The Sheltering and Temporary Electric Power (STEP) program, which will address the housing shortage and be administered through the V.I. Government, has not been implemented yet.  “We [FEMA] cite the law, and we write the checks,” said Stewart.  “We don’t write mitigation plans, and we’re not the contractors.”

Sharon Coldren, president of the Coral Bay Community Council, said her organization was seeking a grant for mangrove restoration.  “We need to get the debris out safely, so the mangroves can recover.” The group is continuing its efforts to control damage from storm water runoff and is planning to extend its expertise beyond Coral Bay.
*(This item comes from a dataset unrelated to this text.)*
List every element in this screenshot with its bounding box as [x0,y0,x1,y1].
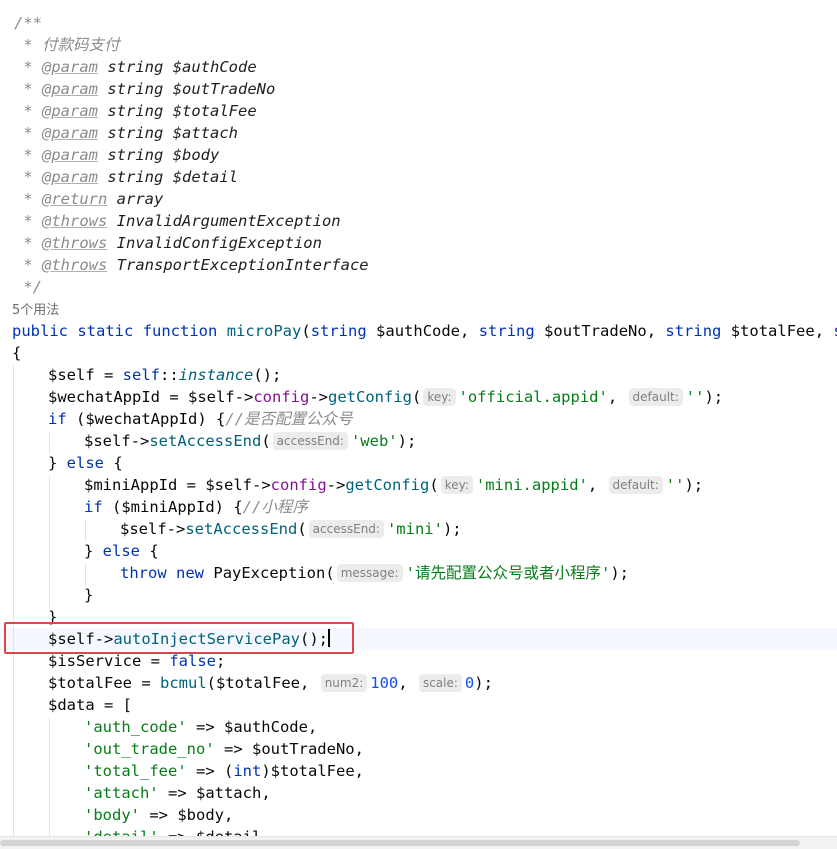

“Coral Bay needs a new community center,” added Coldren.  “We lost a church, a school building, the Ag[riculture] Center, and [the building at] John’s Folly.” She said she was hoping to find someone who could offer land on a temporary basis on which a facility could be built to hold a hundred people.

The fire station at Coral Bay is being repaired, according to Deputy Fire Chief Ernest Matthias.  In the meantime, the fire fighting equipment is being housed at the Calabash Boom Housing Community.

The only person who did not attend Thursday’s briefing was VITEMA’s Irvin Mason.  Mason, who became the facilitator at the daily morning briefings, was off island attending a conference on disaster mitigation.  The head of VITEMA on St. John, Linda Williams, is on medical leave until April.